Warning over prisoner numbers 'exceeding capacity'

prison cell Image copyright Getty Images
Image caption Problems relating to overcrowding include two prisoners being placed in what should be single-occupancy cells

The chief inspector of prisons has said she is "very concerned" that the number of inmates in Scotland is starting to exceed capacity.

The prison population rose by 709 in the year to the end of March, from 7,413 to 8,122.

Wendy Sinclair-Gieben, HM Chief Inspector of Prisons for Scotland, said this 9% increase is equivalent to one additional large prison.

She warned the rise in inmates is putting extra pressure on the system.

In her report for 2018/19, Ms Sinclair-Gieben said planned investment in key infrastructure must not be delayed.
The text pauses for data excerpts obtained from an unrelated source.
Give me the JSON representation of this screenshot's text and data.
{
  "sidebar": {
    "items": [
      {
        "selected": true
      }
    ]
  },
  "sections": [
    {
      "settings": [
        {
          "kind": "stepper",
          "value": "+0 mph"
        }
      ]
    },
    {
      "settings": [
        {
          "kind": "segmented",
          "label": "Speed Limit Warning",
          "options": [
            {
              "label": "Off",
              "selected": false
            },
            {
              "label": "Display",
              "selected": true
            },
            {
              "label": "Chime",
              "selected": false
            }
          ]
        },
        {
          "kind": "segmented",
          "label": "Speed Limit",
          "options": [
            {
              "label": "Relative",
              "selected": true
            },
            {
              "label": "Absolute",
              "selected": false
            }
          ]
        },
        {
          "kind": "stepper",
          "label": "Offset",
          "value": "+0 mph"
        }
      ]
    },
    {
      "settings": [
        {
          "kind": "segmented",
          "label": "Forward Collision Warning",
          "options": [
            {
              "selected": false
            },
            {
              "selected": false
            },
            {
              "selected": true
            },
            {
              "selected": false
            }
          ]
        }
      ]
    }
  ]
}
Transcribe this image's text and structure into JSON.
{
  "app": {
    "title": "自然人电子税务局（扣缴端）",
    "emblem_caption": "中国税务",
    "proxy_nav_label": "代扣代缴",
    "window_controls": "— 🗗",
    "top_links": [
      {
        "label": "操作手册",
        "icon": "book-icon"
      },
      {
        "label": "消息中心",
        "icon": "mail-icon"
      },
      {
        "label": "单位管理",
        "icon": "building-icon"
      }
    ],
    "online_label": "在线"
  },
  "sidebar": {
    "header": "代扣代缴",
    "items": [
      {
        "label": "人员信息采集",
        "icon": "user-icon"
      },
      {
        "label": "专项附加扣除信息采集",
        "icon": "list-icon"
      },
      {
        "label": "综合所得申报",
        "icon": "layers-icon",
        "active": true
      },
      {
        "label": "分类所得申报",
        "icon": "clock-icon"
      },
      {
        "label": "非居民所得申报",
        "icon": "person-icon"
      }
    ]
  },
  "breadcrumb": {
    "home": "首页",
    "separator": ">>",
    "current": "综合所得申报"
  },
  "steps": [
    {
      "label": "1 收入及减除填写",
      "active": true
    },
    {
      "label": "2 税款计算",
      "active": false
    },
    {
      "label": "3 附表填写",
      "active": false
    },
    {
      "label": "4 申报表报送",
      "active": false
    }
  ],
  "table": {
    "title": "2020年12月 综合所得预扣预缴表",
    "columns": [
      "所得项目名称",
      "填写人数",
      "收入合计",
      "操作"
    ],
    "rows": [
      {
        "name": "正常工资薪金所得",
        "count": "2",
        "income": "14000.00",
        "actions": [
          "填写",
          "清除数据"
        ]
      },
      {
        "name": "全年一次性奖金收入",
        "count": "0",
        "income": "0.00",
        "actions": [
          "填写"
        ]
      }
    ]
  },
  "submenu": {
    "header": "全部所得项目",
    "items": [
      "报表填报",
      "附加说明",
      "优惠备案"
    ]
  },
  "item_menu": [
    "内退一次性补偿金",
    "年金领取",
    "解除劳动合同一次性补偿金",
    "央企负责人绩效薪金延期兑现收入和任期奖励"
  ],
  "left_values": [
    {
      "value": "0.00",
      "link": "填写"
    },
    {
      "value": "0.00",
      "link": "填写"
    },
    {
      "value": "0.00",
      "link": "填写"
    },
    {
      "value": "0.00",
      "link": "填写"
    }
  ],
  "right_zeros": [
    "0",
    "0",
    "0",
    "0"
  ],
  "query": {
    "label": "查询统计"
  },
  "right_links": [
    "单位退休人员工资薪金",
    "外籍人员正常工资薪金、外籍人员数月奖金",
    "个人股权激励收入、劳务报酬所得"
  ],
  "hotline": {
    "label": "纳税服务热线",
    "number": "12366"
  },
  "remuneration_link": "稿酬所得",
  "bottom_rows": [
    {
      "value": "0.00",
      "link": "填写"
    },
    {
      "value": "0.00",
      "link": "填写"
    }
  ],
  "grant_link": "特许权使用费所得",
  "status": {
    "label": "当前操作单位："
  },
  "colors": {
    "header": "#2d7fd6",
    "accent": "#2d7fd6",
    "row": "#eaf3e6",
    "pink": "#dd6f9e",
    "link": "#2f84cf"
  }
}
She also called for urgent action to replace HMPs Barlinnie, Greenock and Inverness, saying Victorian prisons are "costly and no longer fit-for-purpose".

Staff pressures

Ms Sinclair-Gieben said: "The additional number of prisoners and an increasingly complex population places a heavy burden on an already overstretched prison service in Scotland.

"I am very concerned that the number of prisoners is starting to exceed design capacity, resulting in not only additional pressures on staff, the prison regime and activities, but also on the essential programme and through-care activities designed to reduce recidivism."

Image copyright Getty Images
Image caption The increasing prison population has led to officers complaining of extra pressure being put on them

Scotland's incarceration rate is one of the highest in Europe.

The number of prisoners on remand awaiting trial has also risen from 1,142 last year (15.4% of the prison population) to 1,350 (16.6%) by 31 March this year.

The report said problems relating to overcrowding include:

  • Staff having less time to deal with individuals
  • Two people sharing cells that have been designed for single occupancy
  • Prisoners being located further away from home
  • And an "inevitable increase" in the waiting list for offender behaviour programmes.

The "sharp rise" in prisoners has been linked to factors including longer sentences for the most serious of crimes, a rise in the number of people being convicted of sexual offences, and more serious and organised crime being successfully prosecuted.

Other factors include the reduction of prisoners being released on home detention curfew and very few prisoners subject to an order for lifelong restriction achieving parole.

The report said these factors are likely to continue to place pressure on the size of the prison population for some time to come.

Image copyright Angela Mudge/Geograph
Image caption The Scottish Prison Service is obliged to pay for places at privately-run HMP Kilmarnock

Ms Sinclair-Gieben welcomed the Scottish government's plans to extend the presumption against short prison sentences from the current three months to 12.

But she said she remains concerned it "may not be enough to bring the prison population back in line with design capacity".

The report also found the Scottish Prison Service (SPS) is currently facing "immense" financial pressures, with the SPS being obliged to purchase places in the two privately-run prisons in Scotland, HMP Addiewell and HMP Kilmarnock.

Her Majesty's Inspectorate of Prisons for Scotland carried out four full prison inspections, two return visit inspections, five court custody unit (CCU) inspections and two thematic reviews over the year.

Mobility issues

Inspectors noted problems with overcrowding and difficulties with access for people with mobility issues in some CCUs.

They suggested some of the issues could be addressed through greater use of video-link court appearances.

An SPS spokeswoman welcomed the report and said the service "can take pride in how our prisons are run".

She added: "SPS also welcomes HMCIPS's findings that staff and those in our care feel safe, and that they found the relationships and interactions between staff and prisoners to be positive and built on mutual respect.

"We continue to develop the regime for prisoners to maximise the range of purposeful activities available to them such as work, education and offender programmes to address their offending behaviour."